The faction accuses the official implementation committee (led by Agnes Zani) and the broader ODM-UDA cooperation of lacking transparency, failing to deliver regular progress reports (supposedly every two months, with a key public report due by March 7, 2026), and misrepresenting Raila Odinga's legacy and intentions. 
They describe the official report or anniversary celebrations around March 7 as treating it like a milestone rather than a deadline for accountability, with limited substantive updates beyond public relations efforts.
Key points from the faction's stance:
They fault the broad-based arrangement for sabotaging or undermining the agenda's spirit.
They have announced and released (or planned to release around March 11, 2026) an independent "People's Report" or parallel assessment to expose what they see as inadequate progress, non-delivery, or deviations.

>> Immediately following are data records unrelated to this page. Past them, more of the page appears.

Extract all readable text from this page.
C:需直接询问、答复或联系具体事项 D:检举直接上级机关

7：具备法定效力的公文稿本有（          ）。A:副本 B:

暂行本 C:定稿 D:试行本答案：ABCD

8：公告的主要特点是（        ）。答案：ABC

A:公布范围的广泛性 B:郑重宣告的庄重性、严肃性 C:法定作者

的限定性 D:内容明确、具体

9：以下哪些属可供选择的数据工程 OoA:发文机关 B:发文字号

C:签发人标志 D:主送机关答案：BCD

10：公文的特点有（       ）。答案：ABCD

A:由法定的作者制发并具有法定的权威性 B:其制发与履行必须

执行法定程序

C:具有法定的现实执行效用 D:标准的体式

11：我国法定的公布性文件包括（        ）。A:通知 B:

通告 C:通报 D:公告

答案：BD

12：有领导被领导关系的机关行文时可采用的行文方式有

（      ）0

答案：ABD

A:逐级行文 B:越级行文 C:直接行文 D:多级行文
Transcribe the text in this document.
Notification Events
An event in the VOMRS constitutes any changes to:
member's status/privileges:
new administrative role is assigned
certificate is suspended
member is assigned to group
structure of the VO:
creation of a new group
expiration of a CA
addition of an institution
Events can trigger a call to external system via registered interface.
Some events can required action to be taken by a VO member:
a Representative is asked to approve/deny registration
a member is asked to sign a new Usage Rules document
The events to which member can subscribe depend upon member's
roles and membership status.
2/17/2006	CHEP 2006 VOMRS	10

Leaders like Sifuna and Osotsi have emphasized defending ODM's founding reform principles, rejecting claims of full implementation, and accusing some of political betrayal or cover-ups.
This ties into deeper ODM internal divisions, with the Linda Mwananchi group (often seen as more critical or "rebel"-leaning) clashing with the pro-broad-based faction (aligned with current ODM leader Oburu Odinga), who defend progress like the National Infrastructure Bill and other steps.
The official side (including President Ruto extending the committee's mandate by 60 days and Oburu Odinga highlighting achievements like infrastructure reforms) views March 7 more as an anniversary of the signing, with ongoing work rather than expiration or failure.
This development highlights ongoing tensions within ODM ahead of 2027 elections, including debates over the party's direction, potential coalitions, and whether the 10-Point Agenda has been a genuine reform effort or more of an "optics" or stabilizing political move post-2024 unrest. 
Some commentators (outside the faction) have called the agenda a "con" or "fraud" for lacking substance, but the Linda Mwananchi group's critique focuses specifically on implementation failures and lack of transparency in the name of Raila's legacy.